The behavior of the authorities toward the protesting vendors has already been surprising. When some 3,000 vendors gathered in front of the government building in Minsk on 10 February with a petition signed by some 30,000 against the VAT payment on Russian imports, police did not intervene, even though it was an unauthorized rally. What's more, the rally was addressed by Deputy Prime Minister Anatol Kabyakou -- a situation that nobody remembers to have happened in Belarus in the last five or six years. So far, the authorities have been used to ignore opposition rallies if they were sanctioned or use police forces to deal with unauthorized ones. And by the end of February Lukashenka amazed everybody even more by issuing a decree that lowered VAT for foodstuffs and goods for children to 10 percent.

Carrots aside, Lukashenka has also used the stick. The authorities have twice jailed Anatol Shumchanka, a leader of the striking vendors, for calling for unsanctioned protests. Shumchanka was not released after his second jail term but placed in a pre-trial detention center on hooliganism charges for allegedly beating his cellmate. The new charge -- which Shumchanka claims to be a provocation -- may carry punishment of up to two years in prison. Shumchanka, who repeatedly called on vendors to come up only with economic demands and not to make the strike political, may now want to reconsider his stance, as it is widely believed that if his colleagues remain silent on his lot, he may indeed get a prison term significantly longer than the two previous jail terms.

Importantly, the vendors' protest has shown the soft underbelly of Lukashenka's regime. First, the protest has shown that the regime is really afraid of large-scale social unrest. As long as the regime has to deal with several dozen oppositionists on the street, it routinely sends riot police to respond. But when a protest involves a wider social group, police methods are deemed inadvisable. Apart from some 100,000 market vendors, the problem of VAT payments on Russian imports affects also hundreds of thousands of customers -- essentially Lukashenka's bread-and-butter supporters -- who are too poor to buy foodstuffs or other basics in shops and purchase them at outdoor markets.

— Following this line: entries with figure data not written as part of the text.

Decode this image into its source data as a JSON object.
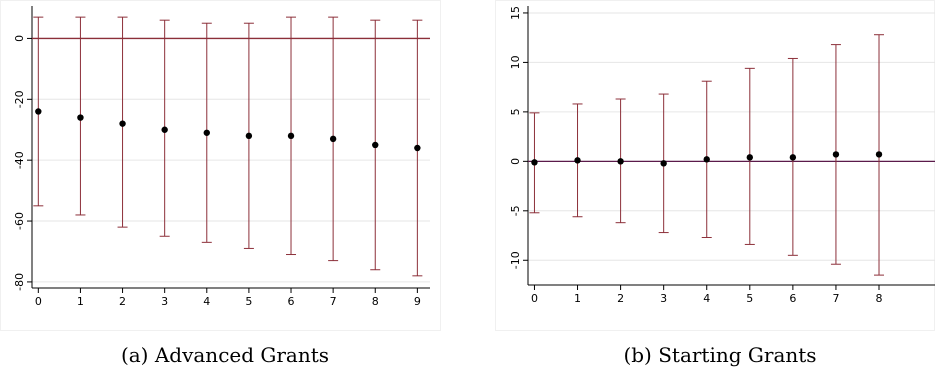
{
  "chart_data": [
    {
      "type": "scatter",
      "subtype": "errorbar",
      "caption": "(a) Advanced Grants",
      "x": [
        0,
        1,
        2,
        3,
        4,
        5,
        6,
        7,
        8,
        9
      ],
      "y": [
        -24,
        -26,
        -28,
        -30,
        -31,
        -32,
        -32,
        -33,
        -35,
        -36
      ],
      "lower": [
        -55,
        -58,
        -62,
        -65,
        -67,
        -69,
        -71,
        -73,
        -76,
        -78
      ],
      "upper": [
        7,
        7,
        7,
        6,
        5,
        5,
        7,
        7,
        6,
        6
      ],
      "xticks": [
        "0",
        "1",
        "2",
        "3",
        "4",
        "5",
        "6",
        "7",
        "8",
        "9"
      ],
      "yticks": [
        "0",
        "-20",
        "-40",
        "-60",
        "-80"
      ],
      "xlim": [
        -0.15,
        9.3
      ],
      "ylim": [
        -82,
        10
      ],
      "reference_line": 0,
      "grid": true,
      "colors": {
        "ci": "#8c2f39",
        "ref": "#8c2f39",
        "point": "#000000",
        "grid": "#e6e6e6"
      }
    },
    {
      "type": "scatter",
      "subtype": "errorbar",
      "caption": "(b) Starting Grants",
      "x": [
        0,
        1,
        2,
        3,
        4,
        5,
        6,
        7,
        8
      ],
      "y": [
        -0.1,
        0.1,
        0.0,
        -0.2,
        0.2,
        0.4,
        0.4,
        0.7,
        0.7
      ],
      "lower": [
        -5.2,
        -5.6,
        -6.2,
        -7.2,
        -7.7,
        -8.4,
        -9.5,
        -10.4,
        -11.5
      ],
      "upper": [
        4.9,
        5.8,
        6.3,
        6.8,
        8.1,
        9.4,
        10.4,
        11.8,
        12.8
      ],
      "xticks": [
        "0",
        "1",
        "2",
        "3",
        "4",
        "5",
        "6",
        "7",
        "8"
      ],
      "yticks": [
        "15",
        "10",
        "5",
        "0",
        "-5",
        "-10"
      ],
      "xlim": [
        -0.15,
        9.3
      ],
      "ylim": [
        -12.5,
        15.5
      ],
      "reference_line": 0,
      "grid": true,
      "colors": {
        "ci": "#8c2f39",
        "ref": "#5b1a4a",
        "point": "#000000",
        "grid": "#e6e6e6"
      }
    }
  ]
}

Police batons won't do much good in such a situation.

Second, the vendors' protest obviously presents a challenge to Lukashenka's boast that Belarus under his leadership is, politically and economically, the happiest and most stable country in the former Soviet area. Therefore, while making some small concessions to the protesters, the government is also trying to avoid creating an impression that it may bend to the protesters' will. For this reason, Lukashenka will never release vendors from paying VAT altogether, even though the economic gain for the state from this tax is quite insignificant. According to estimates by independent experts, the state budget can expect hardly much more than $0.5 million per year in VAT on Russian imports by small retail traders.

The vendors' protest should also serve as a fingerpost for the Belarusian political opposition, which has repeatedly failed to mobilize any significant groups of voters for its agenda in recent years. Belarusians have turned out to be largely deaf and blind to such issues as democratic governance, civil society, media freedom, and human rights in their country. But when it comes to economic issues, Belarusians' patience and forbearance seem to have a limit. The opposition might well take note on how to use such outbreaks of economic discontent to its advantage in the run-up to the 2006 presidential election.